Happily residing in recycled yogurt-cup vases, these beautiful tissue-paper flowers get tiny fingers moving and creative juices flowing, and the end result is a work of art sure to brighten anyone’s day. Completed in several easy steps, this activity has a component to match every child’s skill level. Gather your materials and get kiddos ready to become artists, gardeners and sculptors!
- recycled child-size yogurt cups
- craft or construction paper: green for flower leaves, any color for vase covers
- markers, stickers, and/or ink for stamping
- colored tissue paper
- bendable drinking straws
- clear tape
- clear-drying craft glue
- playdough: This can be your old, mixed-up commercial playdough or dough made from scratch at home. You need enough to fill the yogurt container halfway. A greenish-bluish color works best, because it resembles the water in a vase.
Begin by making the flower vase. To create a yogurt cup (vase) cover template, place a yogurt cup on its side on a piece of paper and mark the height with a pencil, then wrap the paper around the cup to cover it completely, with about ½ inch overlap. Cut out the template. Trace the template on construction paper and cut out the cover for the vase. Budding artists can decorate their cover with stickers, fingerprints, drawings or messages. Try out some designs on a blank piece of paper first—help children practice making fingerprints, or brainstorm some ideas together. Look around the room for inspiration: eye-catching shapes, pretty designs or patterns work well on a tiny vase.
After the masterpiece is finished, it’s time to cover the yogurt container. Children can put glue along the top edge of the container and affix the paper to the cup. Then glue the small part of overlapping construction paper along the side together and use a small piece of clear tape to secure the edges. Voila! The vase is finished.
Now make the flower. Draw a circle template about 5 inches in diameter and a square template about 5 x 5 inches on a piece of construction paper. Cut out the templates and use them to trace a circle and square on several pieces of tissue paper. Place 5 to 10 of the cut-out shapes in a pile and gather at the center. A mix of shapes and different-colored tissue paper will make a unique flower. Twist the center tightly to make the base of the flower, and use clear tape to secure it.
Don’t worry if the flower looks funny at first—you can fluff it up and move it around once it’s finished. Remember, there’s no wrong way to make a tissue-paper flower, and little gardeners are lucky because there’s no waiting for these flowers to grow. Encourage children to experiment with different color and shape combinations or to start again if they don’t like their final creation.
- Add the stem. Cut a tiny slit in the top of the drinking straw and stick the base of the flower into the straw. Put a piece of clear tape around the flower and straw to secure it in place.

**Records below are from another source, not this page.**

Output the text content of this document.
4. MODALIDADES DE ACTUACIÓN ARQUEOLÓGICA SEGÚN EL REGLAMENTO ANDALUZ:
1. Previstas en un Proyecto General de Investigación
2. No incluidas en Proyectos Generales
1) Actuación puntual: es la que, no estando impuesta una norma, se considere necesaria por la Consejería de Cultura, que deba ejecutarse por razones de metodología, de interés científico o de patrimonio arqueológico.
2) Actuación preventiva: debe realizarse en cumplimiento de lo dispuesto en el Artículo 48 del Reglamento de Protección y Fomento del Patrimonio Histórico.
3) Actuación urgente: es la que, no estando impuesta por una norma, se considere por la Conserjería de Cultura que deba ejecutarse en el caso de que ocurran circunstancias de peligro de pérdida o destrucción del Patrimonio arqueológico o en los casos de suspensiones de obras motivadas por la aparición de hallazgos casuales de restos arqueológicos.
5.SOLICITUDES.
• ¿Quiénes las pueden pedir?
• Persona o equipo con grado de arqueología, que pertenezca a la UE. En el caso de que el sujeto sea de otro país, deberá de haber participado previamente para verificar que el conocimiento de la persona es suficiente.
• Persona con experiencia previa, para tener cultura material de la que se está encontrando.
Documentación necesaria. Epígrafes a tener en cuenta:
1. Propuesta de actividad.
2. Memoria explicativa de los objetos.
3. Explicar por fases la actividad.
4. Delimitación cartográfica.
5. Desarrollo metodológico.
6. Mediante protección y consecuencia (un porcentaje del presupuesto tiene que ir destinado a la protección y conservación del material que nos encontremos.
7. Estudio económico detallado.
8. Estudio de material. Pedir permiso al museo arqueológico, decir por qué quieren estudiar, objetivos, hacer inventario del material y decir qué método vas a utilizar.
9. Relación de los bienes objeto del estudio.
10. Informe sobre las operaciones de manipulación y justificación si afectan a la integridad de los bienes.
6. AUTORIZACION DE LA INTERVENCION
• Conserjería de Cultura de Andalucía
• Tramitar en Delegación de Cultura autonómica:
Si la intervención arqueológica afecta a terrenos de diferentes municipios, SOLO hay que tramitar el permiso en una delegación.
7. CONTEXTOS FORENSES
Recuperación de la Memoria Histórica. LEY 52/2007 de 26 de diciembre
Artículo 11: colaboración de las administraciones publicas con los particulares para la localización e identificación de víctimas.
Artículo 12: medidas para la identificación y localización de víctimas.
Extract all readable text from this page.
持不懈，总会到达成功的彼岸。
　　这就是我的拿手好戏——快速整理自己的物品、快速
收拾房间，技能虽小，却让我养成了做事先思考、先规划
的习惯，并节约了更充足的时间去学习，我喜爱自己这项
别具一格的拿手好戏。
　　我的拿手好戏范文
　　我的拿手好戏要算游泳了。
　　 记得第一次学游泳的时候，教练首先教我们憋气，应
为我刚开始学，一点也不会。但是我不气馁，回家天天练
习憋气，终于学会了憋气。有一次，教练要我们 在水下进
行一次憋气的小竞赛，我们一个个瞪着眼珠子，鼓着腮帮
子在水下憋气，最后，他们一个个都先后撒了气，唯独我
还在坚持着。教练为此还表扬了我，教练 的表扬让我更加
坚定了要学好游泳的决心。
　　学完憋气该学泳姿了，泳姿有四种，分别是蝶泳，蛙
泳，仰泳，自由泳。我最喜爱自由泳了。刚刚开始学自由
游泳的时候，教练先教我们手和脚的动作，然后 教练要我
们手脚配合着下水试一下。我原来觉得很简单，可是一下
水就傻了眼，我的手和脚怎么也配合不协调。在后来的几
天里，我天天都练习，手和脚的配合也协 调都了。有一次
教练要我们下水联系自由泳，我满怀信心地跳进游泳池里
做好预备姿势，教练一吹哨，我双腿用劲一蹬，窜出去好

- Add a leaf. Draw a leaf—about 6 inches long, 1 inch wide at the ends and 1½ inches wide at the center—on a piece of green construction paper and cut it out. Make a tiny hole in the center of the leaf and pull the straw through it, moving the leaf all the way up to the base of the flower. It will cover the tape and slit and will really bring this flower to life!
- Now put “water” into the vase. Have children grab enough playdough to fill half the vase. They can roll it in a ball, making it soft enough so they can push it all the way into the container. The playdough acts as a weight and “glue” to secure the flower to the vase.
- Add the flower. Decide how high the flower should stick out of the vase and cut the straw accordingly, about 2 to 3 inches from the bottom. Stick the flower into the water, and the easy and fabulous, last-forever flower is finished!
Too pretty not to share, this simple craft works children’s imaginations as well as their all-too-important fine motor skills. It’s great for them to learn to follow several steps in order to complete a project, too; they begin to learn how different parts work together to become a whole. They also learn how their hard work and effort can pay off when they stand back and see how gorgeous their flower and vase are together.